Nostalgiche divagazioni a parte, Das kleine Schwarze, che si trova ad Amburgo in un tranquillo viale alberato, è un piccolo hotel, le cui pareti esterne, dipinte di nero, lo rendono atipico, diverso dai grandi, candidi, lussuosi alberghi del centro. Insolito lo è davvero: oltre a dare alloggio agli ospiti, le otto stanze – ognuna con caratteristiche e colori decisamente singolari – ospitano mostre personali d’arte contemporanea, che vengono dismesse e rinnovate ogni tre anni.

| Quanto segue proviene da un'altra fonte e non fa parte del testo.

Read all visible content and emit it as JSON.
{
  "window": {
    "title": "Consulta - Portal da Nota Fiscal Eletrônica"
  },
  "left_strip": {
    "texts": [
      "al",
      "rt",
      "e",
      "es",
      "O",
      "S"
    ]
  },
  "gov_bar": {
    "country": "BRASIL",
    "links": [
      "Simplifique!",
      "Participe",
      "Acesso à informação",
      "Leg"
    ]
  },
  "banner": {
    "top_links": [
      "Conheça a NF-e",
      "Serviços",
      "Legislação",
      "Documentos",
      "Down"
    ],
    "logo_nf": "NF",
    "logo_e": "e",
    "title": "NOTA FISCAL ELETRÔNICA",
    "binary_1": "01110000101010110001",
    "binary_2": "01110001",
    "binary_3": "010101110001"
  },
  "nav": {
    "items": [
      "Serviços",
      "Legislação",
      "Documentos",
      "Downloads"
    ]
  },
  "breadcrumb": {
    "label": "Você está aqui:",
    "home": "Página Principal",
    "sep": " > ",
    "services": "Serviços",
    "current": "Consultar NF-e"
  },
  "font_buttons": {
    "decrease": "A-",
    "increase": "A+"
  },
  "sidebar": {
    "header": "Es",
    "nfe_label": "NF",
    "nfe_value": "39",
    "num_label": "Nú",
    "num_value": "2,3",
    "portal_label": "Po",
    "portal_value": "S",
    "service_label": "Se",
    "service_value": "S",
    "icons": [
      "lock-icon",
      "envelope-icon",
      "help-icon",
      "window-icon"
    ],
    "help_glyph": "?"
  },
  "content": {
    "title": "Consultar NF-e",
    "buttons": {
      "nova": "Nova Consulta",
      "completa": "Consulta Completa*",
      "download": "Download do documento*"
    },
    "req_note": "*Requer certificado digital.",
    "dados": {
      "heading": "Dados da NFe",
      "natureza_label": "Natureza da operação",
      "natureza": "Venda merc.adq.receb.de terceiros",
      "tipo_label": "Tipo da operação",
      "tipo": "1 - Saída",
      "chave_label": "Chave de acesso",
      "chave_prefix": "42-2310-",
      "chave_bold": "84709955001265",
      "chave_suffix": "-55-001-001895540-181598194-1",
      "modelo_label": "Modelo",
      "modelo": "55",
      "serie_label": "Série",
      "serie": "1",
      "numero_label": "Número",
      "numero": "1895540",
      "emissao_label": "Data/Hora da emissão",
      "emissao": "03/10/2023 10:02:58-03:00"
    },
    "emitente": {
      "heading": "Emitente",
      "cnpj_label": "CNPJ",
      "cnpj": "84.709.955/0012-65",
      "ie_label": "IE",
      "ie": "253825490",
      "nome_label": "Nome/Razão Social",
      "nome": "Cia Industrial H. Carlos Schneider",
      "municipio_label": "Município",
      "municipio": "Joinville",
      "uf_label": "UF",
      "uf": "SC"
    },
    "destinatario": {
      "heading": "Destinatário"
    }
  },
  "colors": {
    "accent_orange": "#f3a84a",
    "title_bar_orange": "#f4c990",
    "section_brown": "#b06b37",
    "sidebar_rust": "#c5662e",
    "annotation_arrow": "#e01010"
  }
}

Il significato del suo nome è ben distante da ciò che inizialmente aveva evocato in me. La struttura è essenziale, elegante e seducente proprio come il vestitino nerola petite robe noire – disegnato da Coco Chanel nel 1926, il capo di abbigliamento che ha trasformato la moda femminile, assurto a simbolo, indimenticabile e intramontabile, di innovazione. Così è l’offerta della minuscola struttura ricettiva.

L’ingresso è scenografico: una parete verde erba, dai contorni fuxia, accoglie un enorme dipinto espressionista, in acrilico, opera della pittrice Bettina Merz – scenografa e costumista in passato – proprietaria dell’albergo con il marito Ralph, il designer che ha realizzato l’opera stampata su carta per tappezzare la hall, il vano scala e la sala adibita alla colazione: figure e segni grafici in successione convivono nel progetto, che si dipana in un continuum di tinte sature e lucide. È un contrasto di colori puri messi in luce dal nero e attenuati dal bianco, che procedono in un crescendo di emozioni, segnando il percorso che condurrà alle stanze. È evidente: il colore, qui, ha intento meramente scenografico, evocativo, avvolgente; è libero da vincoli di ogni tipo, se non quello dell’espressione.  

© Carla A. Bordini Bellandi
© Carla A. Bordini Bellandi

Ogni stanza – molto confortevole e progettata secondo i più recenti standard ambientali – rappresenta un mondo a sé stante: sculture, quadri, fotografie compongono piccole installazioni che risiedono nel contesto appositamente concepito per ospitarle, nel quale gli oggetti non sono posti su un piedistallo bensì inclusi in una scena ideata affinché essi possano esistere e risuonare insieme allo scorrere delle vite di chi vi soggiornerà per un periodo di tempo.

Ambienti color gesso si alternano, così, a spazi coloratissimi, scenari di potenti contrasti complementari. Le pareti, tinte o rivestite, interagiscono con il mobilio in un dialogo evidente, funzionale all’intento espositivo, che vede opere contemporanee coesistere con oggetti vintage, esposti su sfondi che ne evidenzino i volumi. Nella stanza che occupiamo per la notte, la collezione di fotografia contemporanea dei Merz campeggia su muri verde salvia, capaci di dare enfasi ai bianchi e neri contrastati, così come alle tinte forti o desaturate delle foto a colori.

Nel giardino sul retro, fruibile dagli ospiti, la facciata in mattoni – su questo lato color mastice verdastro – si fonde con il verde multiforme di arbusti, cespugli e fiori ben curati benché non “addomesticati”, che rivelano l’amore della famiglia Merz per una natura rigogliosa e capace di esprimersi. Un rosso complementare traccia i profili delle finestre, disegnando interferenze grafiche necessarie all’estetica del paesaggio.

© Felix Krebs
© Carla A. Bordini Bellandi

La sorpresa ci coglie quando cala la luce. In fondo al giardino, un vecchio camper perfettamente conservato, anch’esso uno spazio in cui dormire, è l’ossimoro materializzato in un’opera site specific: sul tetto, l’insegna luminosa Dunkel (buio) si erge, rossa fiammante, su un cielo blu scurissimo.